We did not exclude women who were tested as a follow-up to a previous abnormal smear. The smear-takers were high-volume sites; this could bias toward young sexually active women who are seeking birth control. Compared to the CCSP in 2004, our sample has a higher proportion of young women, who would be more likely to have current HPV infections. Sellors and colleagues showed a lower rate (9.6% for high-risk HPV) in older women than in younger women [
31]; we also observe this trend. Thus, our study could slightly over estimate the prevalence of HPV infection relative to the general female population of BC.
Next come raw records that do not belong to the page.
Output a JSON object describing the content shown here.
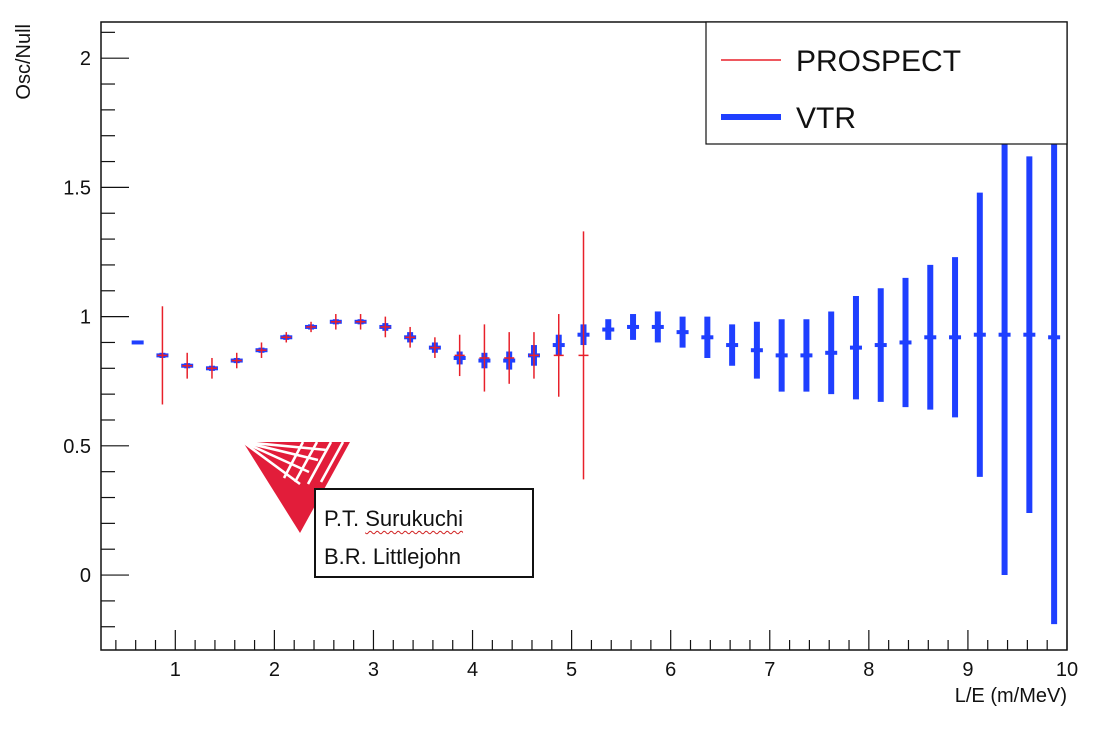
{
  "chart_data": {
    "type": "scatter",
    "title": "",
    "xlabel": "L/E (m/MeV)",
    "ylabel": "Osc/Null",
    "xlim": [
      0.25,
      10
    ],
    "ylim": [
      -0.29,
      2.14
    ],
    "x_ticks": [
      1,
      2,
      3,
      4,
      5,
      6,
      7,
      8,
      9,
      10
    ],
    "y_ticks": [
      0,
      0.5,
      1,
      1.5,
      2
    ],
    "x_tick_labels": [
      "1",
      "2",
      "3",
      "4",
      "5",
      "6",
      "7",
      "8",
      "9",
      "10"
    ],
    "y_tick_labels": [
      "0",
      "0.5",
      "1",
      "1.5",
      "2"
    ],
    "grid": false,
    "legend_position": "top-right",
    "series": [
      {
        "name": "PROSPECT",
        "color": "#e8202a",
        "style": "thin error bars",
        "points": [
          {
            "x": 0.87,
            "y": 0.85,
            "err": 0.19
          },
          {
            "x": 1.12,
            "y": 0.81,
            "err": 0.05
          },
          {
            "x": 1.37,
            "y": 0.8,
            "err": 0.04
          },
          {
            "x": 1.62,
            "y": 0.83,
            "err": 0.03
          },
          {
            "x": 1.87,
            "y": 0.87,
            "err": 0.03
          },
          {
            "x": 2.12,
            "y": 0.92,
            "err": 0.02
          },
          {
            "x": 2.37,
            "y": 0.96,
            "err": 0.02
          },
          {
            "x": 2.62,
            "y": 0.98,
            "err": 0.03
          },
          {
            "x": 2.87,
            "y": 0.98,
            "err": 0.03
          },
          {
            "x": 3.12,
            "y": 0.96,
            "err": 0.04
          },
          {
            "x": 3.37,
            "y": 0.92,
            "err": 0.04
          },
          {
            "x": 3.62,
            "y": 0.88,
            "err": 0.04
          },
          {
            "x": 3.87,
            "y": 0.85,
            "err": 0.08
          },
          {
            "x": 4.12,
            "y": 0.84,
            "err": 0.13
          },
          {
            "x": 4.37,
            "y": 0.84,
            "err": 0.1
          },
          {
            "x": 4.62,
            "y": 0.85,
            "err": 0.09
          },
          {
            "x": 4.87,
            "y": 0.85,
            "err": 0.16
          },
          {
            "x": 5.12,
            "y": 0.85,
            "err": 0.48
          }
        ]
      },
      {
        "name": "VTR",
        "color": "#1f3fff",
        "style": "thick error bars",
        "points": [
          {
            "x": 0.62,
            "y": 0.9,
            "err": 0.0
          },
          {
            "x": 0.87,
            "y": 0.85,
            "err": 0.01
          },
          {
            "x": 1.12,
            "y": 0.81,
            "err": 0.01
          },
          {
            "x": 1.37,
            "y": 0.8,
            "err": 0.01
          },
          {
            "x": 1.62,
            "y": 0.83,
            "err": 0.01
          },
          {
            "x": 1.87,
            "y": 0.87,
            "err": 0.01
          },
          {
            "x": 2.12,
            "y": 0.92,
            "err": 0.01
          },
          {
            "x": 2.37,
            "y": 0.96,
            "err": 0.01
          },
          {
            "x": 2.62,
            "y": 0.98,
            "err": 0.01
          },
          {
            "x": 2.87,
            "y": 0.98,
            "err": 0.01
          },
          {
            "x": 3.12,
            "y": 0.96,
            "err": 0.015
          },
          {
            "x": 3.37,
            "y": 0.92,
            "err": 0.02
          },
          {
            "x": 3.62,
            "y": 0.88,
            "err": 0.02
          },
          {
            "x": 3.87,
            "y": 0.84,
            "err": 0.025
          },
          {
            "x": 4.12,
            "y": 0.83,
            "err": 0.03
          },
          {
            "x": 4.37,
            "y": 0.83,
            "err": 0.035
          },
          {
            "x": 4.62,
            "y": 0.85,
            "err": 0.04
          },
          {
            "x": 4.87,
            "y": 0.89,
            "err": 0.04
          },
          {
            "x": 5.12,
            "y": 0.93,
            "err": 0.04
          },
          {
            "x": 5.37,
            "y": 0.95,
            "err": 0.04
          },
          {
            "x": 5.62,
            "y": 0.96,
            "err": 0.05
          },
          {
            "x": 5.87,
            "y": 0.96,
            "err": 0.06
          },
          {
            "x": 6.12,
            "y": 0.94,
            "err": 0.06
          },
          {
            "x": 6.37,
            "y": 0.92,
            "err": 0.08
          },
          {
            "x": 6.62,
            "y": 0.89,
            "err": 0.08
          },
          {
            "x": 6.87,
            "y": 0.87,
            "err": 0.11
          },
          {
            "x": 7.12,
            "y": 0.85,
            "err": 0.14
          },
          {
            "x": 7.37,
            "y": 0.85,
            "err": 0.14
          },
          {
            "x": 7.62,
            "y": 0.86,
            "err": 0.16
          },
          {
            "x": 7.87,
            "y": 0.88,
            "err": 0.2
          },
          {
            "x": 8.12,
            "y": 0.89,
            "err": 0.22
          },
          {
            "x": 8.37,
            "y": 0.9,
            "err": 0.25
          },
          {
            "x": 8.62,
            "y": 0.92,
            "err": 0.28
          },
          {
            "x": 8.87,
            "y": 0.92,
            "err": 0.31
          },
          {
            "x": 9.12,
            "y": 0.93,
            "err": 0.55
          },
          {
            "x": 9.37,
            "y": 0.93,
            "err": 0.93
          },
          {
            "x": 9.62,
            "y": 0.93,
            "err": 0.69
          },
          {
            "x": 9.87,
            "y": 0.92,
            "err": 1.11
          }
        ]
      }
    ],
    "annotations": [
      "P.T. Surukuchi",
      "B.R. Littlejohn"
    ]
  },
  "colors": {
    "prospect": "#e8202a",
    "vtr": "#1f3fff",
    "logo": "#e21d3a"
  },
  "annotation_box": {
    "line1_initials": "P.T. ",
    "line1_surname": "Surukuchi",
    "line2": "B.R. Littlejohn"
  },
  "logo": {
    "icon": "prospect-logo-icon"
  }
}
Differences between recruitment methods can complicate direct comparison of our findings to those of other Canadian studies [
11,
19,
32,
33]. An Ontario study [
19] using Digene Hybrid Capture 2 and PCR showed a prevalence range of 25–6% depending on age; Montreal University students had an HPV rate of 29% [
33], similar to the prevalence we observed in this age group. A recent international analysis by IARC [
28] illustrates the differences in type distribution in different countries. We detect HPV90, but this type was not included in the probe set used by IARC [
28]. Types seen more commonly in Asian countries (such as 51, 52 and 58) were not significantly increased in BC, despite its large Asian population. Comparison to worldwide data [
28] demonstrates our ability to detect most or all known HPV types, despite the tendency of GP5+/6+ primer set to underestimate HPV 52 [
34].
Prophylactic vaccines are now available against HR HPV types 16 and 18. Efficacy evaluations to date for these vaccines show 100% protection against development of LGIL and HGIL associated with the HPV types targeted. A minimum estimate of the impact of a vaccine protecting against HPV16 and HPV18 would be the proportion of a lesion for which representative samples are positive for 16, 18, or 16 and 18, but not other HR types of HPV. In our data, the proportion of LGIL and HGIL samples that meet this criterion is 29.9% for LGIL and 55.6% for HGIL (data not shown). Conservatively, we predict that vaccinating against HPV16 and 18 would, in an effectively vaccinated group, prevent the development of one-third of LGIL and more than half of HGIL, and an even larger proportion of cervical cancer. If these estimates are expressed as a percentage of those LGIL and HGIL that had detectable HR HPV, a likely more realistic estimate (57.2% of LGIL and 70.0% of HGIL) of the percentage of these lesions that are attributable to vaccine-related HR types is obtained. Including additional HPV types in future vaccines (such as 56 and 90 in BC) would further increase the percentage of cervical lesions prevented. These data provide a baseline from which to monitor changes in HPV prevalence that result from future use of HPV vaccines in BC and may inform the use of HPV testing as a first-line screening alternative to cytology.